Multimodal LLMs & Skill Extraction and Classification using LLMs
Details
Multimodal Large Language Models by Anselmo Talotta
This presentation explores the field of multimodal learning, which aims to enhance machine perception by integrating diverse data types such as text, images, audio, and video. The talk covers key developments in multimodal AI, from early fusion techniques to more advanced approaches like CLIP (Contrastive Language-Image Pre-training) and recent Multimodal Large Language Models.
Key topics include the challenges of combining different data modalities, the application of transformer architectures in multimodal contexts, and emerging capabilities in zero-shot learning. The presentation discusses practical applications such as visual question answering and text-based image retrieval, while also addressing current limitations of multimodal systems.

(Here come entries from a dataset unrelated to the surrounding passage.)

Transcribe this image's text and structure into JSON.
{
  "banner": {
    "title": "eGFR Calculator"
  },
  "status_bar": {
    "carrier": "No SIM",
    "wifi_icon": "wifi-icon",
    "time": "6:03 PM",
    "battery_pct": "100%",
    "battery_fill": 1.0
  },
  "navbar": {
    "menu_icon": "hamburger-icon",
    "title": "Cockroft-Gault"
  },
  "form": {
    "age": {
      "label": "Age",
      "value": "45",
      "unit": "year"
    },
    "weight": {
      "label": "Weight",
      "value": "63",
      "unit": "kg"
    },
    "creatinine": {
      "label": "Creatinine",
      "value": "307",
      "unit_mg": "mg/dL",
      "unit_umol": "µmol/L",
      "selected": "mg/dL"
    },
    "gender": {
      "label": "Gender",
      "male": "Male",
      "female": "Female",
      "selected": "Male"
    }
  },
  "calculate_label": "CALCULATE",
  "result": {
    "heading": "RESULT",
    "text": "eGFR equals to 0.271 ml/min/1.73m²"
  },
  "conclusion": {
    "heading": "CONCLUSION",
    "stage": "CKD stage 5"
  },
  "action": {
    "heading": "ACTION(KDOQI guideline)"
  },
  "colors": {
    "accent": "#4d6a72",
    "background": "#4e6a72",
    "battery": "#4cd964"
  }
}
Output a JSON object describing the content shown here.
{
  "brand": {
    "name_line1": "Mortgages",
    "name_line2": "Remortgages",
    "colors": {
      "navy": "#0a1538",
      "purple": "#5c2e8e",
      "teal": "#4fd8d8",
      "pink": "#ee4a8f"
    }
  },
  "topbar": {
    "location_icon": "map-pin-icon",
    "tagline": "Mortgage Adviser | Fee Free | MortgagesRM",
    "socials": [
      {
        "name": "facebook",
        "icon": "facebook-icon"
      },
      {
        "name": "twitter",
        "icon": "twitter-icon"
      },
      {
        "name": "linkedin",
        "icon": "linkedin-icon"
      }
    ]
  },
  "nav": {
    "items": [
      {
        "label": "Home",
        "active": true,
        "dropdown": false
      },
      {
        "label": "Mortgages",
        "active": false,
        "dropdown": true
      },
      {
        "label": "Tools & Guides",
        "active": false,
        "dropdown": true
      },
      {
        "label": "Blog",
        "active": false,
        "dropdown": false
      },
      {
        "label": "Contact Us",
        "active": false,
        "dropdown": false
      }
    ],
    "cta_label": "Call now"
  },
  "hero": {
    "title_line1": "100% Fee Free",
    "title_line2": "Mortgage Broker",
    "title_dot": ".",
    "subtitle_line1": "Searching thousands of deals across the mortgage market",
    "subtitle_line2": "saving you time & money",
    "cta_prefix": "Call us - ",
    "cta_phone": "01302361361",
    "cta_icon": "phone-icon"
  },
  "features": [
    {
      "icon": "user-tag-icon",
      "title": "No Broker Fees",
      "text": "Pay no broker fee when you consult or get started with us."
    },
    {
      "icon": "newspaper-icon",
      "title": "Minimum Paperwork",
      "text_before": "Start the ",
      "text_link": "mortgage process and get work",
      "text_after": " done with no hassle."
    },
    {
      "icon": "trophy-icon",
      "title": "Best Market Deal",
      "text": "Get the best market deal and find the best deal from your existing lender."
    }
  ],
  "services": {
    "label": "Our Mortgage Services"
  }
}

Skill Extraction and Classification in Online Job Vacancies Using NLP and Large Language Models by Najada Feimi
This presentation explores the extraction and classification of skills from Online Job Vacancies (OJV) across France, Luxembourg, Belgium, and Germany. The approach leverages a combination of cosine similarity and transformer-based embeddings to validate OJV data against official registries and retrieve industry NACE codes, ensuring accuracy in job market analysis. A key focus is the automatic extraction of skills from job descriptions using Mixtral (Mistralai/Mixtral-8x7B-Instruct-v0.1). The extracted skills are then classified into meaningful categories, including Digital, Data-Related, AI, Frontier, Prediction, Judgment, Decision-Making, Social and Other.
The talk discusses the challenges of skill identification, the impact of LLM-generated extractions, and the effectiveness of classification models in structuring Labor Market data. Finally, it addresses the strengths and limitations of using LLMs for workforce analysis and future directions for improving skill taxonomies.